The Super Bowl coming to Minneapolis will have plenty of spectacles. There will be rings and trophies. ESPN reports a feel-good story of a 99 year-old Viking fan who was given free tickets to the game by the NFL commissioner. Roughly $250 million of advertisements, according to “Sports Illustrated,” will flash shots of U.S Bank Stadium which, per its website, cost over a billion dollars. Plus, for those unfamiliar with football, a person will be tackled to the ground during every play unless someone scores. However, despite the sights, there are a few interesting things that people in Minneapolis will not see on Super Bowl Sunday: homeless people.
The Super Bowl has rented facilities from First Covenant Church, a 60-bed homeless shelter across the street from U.S. Bank Stadium which will move its residents to a church farther from the stadium per MPR. This may be seen as an act of philanthropy in that it is securing funds for a shelter or as an act of socio-economic based crowd control.
There will not be a transit strike.

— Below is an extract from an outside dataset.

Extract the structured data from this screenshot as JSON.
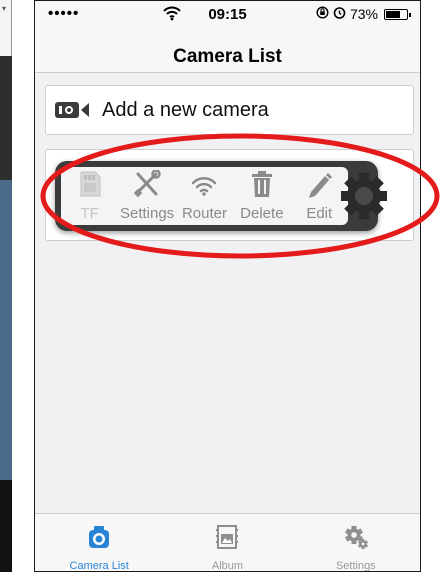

Using the Super Bowl as leverage, transit workers threatened to strike during the game unless a new contract deal was reached. The deal was completed, and “Star Tribune” reports that it gives workers 2.5 percent raises per year for three years.
A national anthem protest is unlikely. Despite NBC stating that it would air footage of players if they were to kneel during the anthem, “Washington Post” reports that none of teams with protesting players remain. There will, hopefully, not be a waste bin shortage. ABC claims that 2100 additional trash/ recycling/organics bins have been placed in U.S Bank Stadium. This measure is to encourage people to use properly marked waste receptacles so that improper disposal does not compromise recycled waste.
Fewer people in Minneapolis will be able to give good directions. 125,000 visitors will visit the Twin Cities for the Super Bowl as estimated by Rockport Analytics. This population influx will be similar to if Saint Paul’s population grew 50% overnight.
The Super Bowl will shift homeless people while paying the bills for the facilities that they rely on. It will be driven around and driven to by transit workers who used the event to secure a contract. NBC’s promise to air a national anthem protest will likely go unused. These are the contentions that will go unseen in Minneapolis by a hundred thousand new eyes.
This article first appeared in the Friday, January 19, 2018, Edition of The Echo.